Pour rappel, le 7 mars 2023, Delhaize annonçait à son conseil d’entreprise sa décision de franchiser ses 128 magasins. La décision avait fait couler beaucoup d’encre et, bien que parfaitement légale, avait été vue comme une atteinte aux droits des travailleurs et en particulier à la concertation sociale.
Delhaize avait, en effet, un conseil d’entreprise (CE) central et neuf conseils pour la protection et la prévention au travail (CPPT). Or, cette franchisation avait pour effet de "fragmenter" l’entreprise de sorte que de nombreux franchisés n'atteindraient, aux prochaines élections de 2024, a priori plus les seuils pour un CE (100), voire pour un CPPT (50). Réduisant donc les obligations de l’employeur en matière d’informations et de concertations – sous réserve des cas où les travailleurs doivent être informés directement — et la capacité des syndicats de fédérer les travailleurs.
Cependant, pour les plus grands magasins, les 22 supermarchés de Delhaize, tous ressortant de la même unité technique d’exploitation (UTE) avec un CPPT commun au moment de l’annonce, même pris isolément, leurs effectifs restaient suffisants pour justifier un CPPT. C’était le cas du Delhaize Boondael.
Encore fallait-il, pour qu’après la reprise le repreneur ait l’obligation d’organiser les élections sociales, que sur la période de référence précédant les élections sociales de 2024, c'est-à-dire du 1ᵉʳ octobre 2022 au 30 septembre 2023, le nouvel employeur, en général une nouvelle société constituée par le franchisé pour reprendre le ou les magasins concernés, ait compté plus de 50 travailleurs.
Sans surprise, dans le cadre d’une stratégie planifiée, les reprises de magasins furent formalisées au 1ᵉʳ octobre 2023… Par conséquent après la fin de la période de référence.
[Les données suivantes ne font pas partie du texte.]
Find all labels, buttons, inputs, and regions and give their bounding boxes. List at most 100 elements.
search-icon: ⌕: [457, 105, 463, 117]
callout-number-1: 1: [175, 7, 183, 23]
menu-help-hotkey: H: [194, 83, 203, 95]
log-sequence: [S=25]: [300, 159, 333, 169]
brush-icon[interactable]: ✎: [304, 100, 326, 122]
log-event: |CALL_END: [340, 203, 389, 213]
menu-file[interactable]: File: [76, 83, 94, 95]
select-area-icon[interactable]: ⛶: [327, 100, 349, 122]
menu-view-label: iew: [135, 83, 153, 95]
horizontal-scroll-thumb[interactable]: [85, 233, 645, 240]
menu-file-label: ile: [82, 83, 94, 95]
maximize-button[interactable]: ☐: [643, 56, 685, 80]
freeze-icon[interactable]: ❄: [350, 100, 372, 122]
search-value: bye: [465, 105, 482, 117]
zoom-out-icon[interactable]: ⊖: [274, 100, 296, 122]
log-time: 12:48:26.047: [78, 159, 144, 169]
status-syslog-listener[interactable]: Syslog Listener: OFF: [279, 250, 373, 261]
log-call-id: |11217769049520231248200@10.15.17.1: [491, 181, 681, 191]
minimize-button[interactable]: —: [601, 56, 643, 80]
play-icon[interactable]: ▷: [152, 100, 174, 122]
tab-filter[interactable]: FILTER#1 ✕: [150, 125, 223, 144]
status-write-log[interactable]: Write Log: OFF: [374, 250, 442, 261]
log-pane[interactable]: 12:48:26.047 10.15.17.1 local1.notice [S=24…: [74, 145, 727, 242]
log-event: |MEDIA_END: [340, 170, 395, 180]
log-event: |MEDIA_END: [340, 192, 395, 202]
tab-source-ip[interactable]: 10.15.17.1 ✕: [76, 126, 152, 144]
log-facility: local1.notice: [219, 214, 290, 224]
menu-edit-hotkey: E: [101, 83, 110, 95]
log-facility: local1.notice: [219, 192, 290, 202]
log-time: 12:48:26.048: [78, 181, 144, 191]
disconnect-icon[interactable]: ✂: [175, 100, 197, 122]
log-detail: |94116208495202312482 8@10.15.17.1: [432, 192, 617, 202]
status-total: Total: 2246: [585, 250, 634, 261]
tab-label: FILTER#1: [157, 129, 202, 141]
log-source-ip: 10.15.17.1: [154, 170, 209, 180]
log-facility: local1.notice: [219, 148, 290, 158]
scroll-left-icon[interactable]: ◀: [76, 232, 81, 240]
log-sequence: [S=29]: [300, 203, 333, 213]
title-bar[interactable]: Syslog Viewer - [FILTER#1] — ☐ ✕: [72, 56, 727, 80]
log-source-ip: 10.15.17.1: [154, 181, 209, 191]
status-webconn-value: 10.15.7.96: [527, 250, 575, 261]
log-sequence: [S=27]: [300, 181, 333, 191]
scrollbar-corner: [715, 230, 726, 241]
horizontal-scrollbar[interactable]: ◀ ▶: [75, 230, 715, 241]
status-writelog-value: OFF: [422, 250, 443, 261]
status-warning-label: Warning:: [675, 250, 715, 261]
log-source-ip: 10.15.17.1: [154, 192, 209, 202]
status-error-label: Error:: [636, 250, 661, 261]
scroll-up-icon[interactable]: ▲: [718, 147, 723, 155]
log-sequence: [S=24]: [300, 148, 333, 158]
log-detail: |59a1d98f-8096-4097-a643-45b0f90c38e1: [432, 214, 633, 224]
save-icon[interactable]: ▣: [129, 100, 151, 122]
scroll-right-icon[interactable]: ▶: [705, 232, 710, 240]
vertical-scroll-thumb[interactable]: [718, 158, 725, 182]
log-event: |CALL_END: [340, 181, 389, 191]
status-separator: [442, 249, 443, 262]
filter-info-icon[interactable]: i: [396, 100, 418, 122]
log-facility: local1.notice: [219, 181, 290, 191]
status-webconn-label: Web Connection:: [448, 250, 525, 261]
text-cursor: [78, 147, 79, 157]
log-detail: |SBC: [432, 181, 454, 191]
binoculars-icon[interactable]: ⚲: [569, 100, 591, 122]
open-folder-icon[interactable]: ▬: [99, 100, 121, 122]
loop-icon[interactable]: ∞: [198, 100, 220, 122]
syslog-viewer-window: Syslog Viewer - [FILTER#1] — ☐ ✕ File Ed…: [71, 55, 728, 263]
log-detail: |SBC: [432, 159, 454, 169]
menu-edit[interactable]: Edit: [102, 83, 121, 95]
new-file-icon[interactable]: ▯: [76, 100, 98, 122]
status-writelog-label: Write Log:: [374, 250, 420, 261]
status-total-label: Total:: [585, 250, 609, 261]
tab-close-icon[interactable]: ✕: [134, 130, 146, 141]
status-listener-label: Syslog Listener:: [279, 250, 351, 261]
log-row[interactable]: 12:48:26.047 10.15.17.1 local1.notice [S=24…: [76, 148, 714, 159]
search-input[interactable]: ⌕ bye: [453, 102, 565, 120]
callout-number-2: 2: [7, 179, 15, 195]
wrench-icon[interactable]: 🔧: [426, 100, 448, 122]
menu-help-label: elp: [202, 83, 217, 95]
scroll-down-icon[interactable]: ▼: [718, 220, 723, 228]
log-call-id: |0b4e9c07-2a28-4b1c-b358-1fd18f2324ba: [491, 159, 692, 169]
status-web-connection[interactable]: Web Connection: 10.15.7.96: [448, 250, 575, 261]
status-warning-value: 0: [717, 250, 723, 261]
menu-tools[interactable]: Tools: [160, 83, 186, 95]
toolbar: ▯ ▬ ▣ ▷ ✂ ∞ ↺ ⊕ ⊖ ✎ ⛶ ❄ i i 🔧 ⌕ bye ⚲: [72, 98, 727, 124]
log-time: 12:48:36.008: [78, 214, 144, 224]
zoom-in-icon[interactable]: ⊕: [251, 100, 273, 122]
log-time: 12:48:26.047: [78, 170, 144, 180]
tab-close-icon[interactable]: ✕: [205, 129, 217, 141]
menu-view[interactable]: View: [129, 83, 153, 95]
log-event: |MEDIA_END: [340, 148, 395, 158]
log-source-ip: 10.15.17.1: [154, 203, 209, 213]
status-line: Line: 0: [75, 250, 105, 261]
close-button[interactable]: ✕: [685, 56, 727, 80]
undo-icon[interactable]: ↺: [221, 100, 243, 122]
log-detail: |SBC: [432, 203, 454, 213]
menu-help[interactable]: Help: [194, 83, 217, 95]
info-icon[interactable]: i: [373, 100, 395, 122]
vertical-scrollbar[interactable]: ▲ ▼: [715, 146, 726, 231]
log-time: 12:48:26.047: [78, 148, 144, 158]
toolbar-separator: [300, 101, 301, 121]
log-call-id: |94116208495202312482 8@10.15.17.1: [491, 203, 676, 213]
Ce qui laissait au franchisé, avec l’aval de Delhaize, l’argument massue pour s’opposer aux élections sociales de 2024, à savoir que sur la période de référence, la société repreneuse ne comptait aucun employé de sorte qu’elle ne devait pas organiser les élections.
Dans le cas du Delhaize de Boondael, les travailleurs contestèrent cette position devant les tribunaux, obtenant d’abord gain de cause devant le tribunal du travail de Bruxelles (jugement du 3 juillet 2024), mais perdant finalement devant la cour du travail de Bruxelles dans une décision relevant que l’UTE définie pour les élections sociales (de 2024) n’était pas la même que celle qui existait avant la reprise (donc sur base des élections 2020) et que cette nouvelle UTE "n’occupait donc pas de personnel pendant la période de référence", de sorte que les élections sociales ne devaient pas être organisées.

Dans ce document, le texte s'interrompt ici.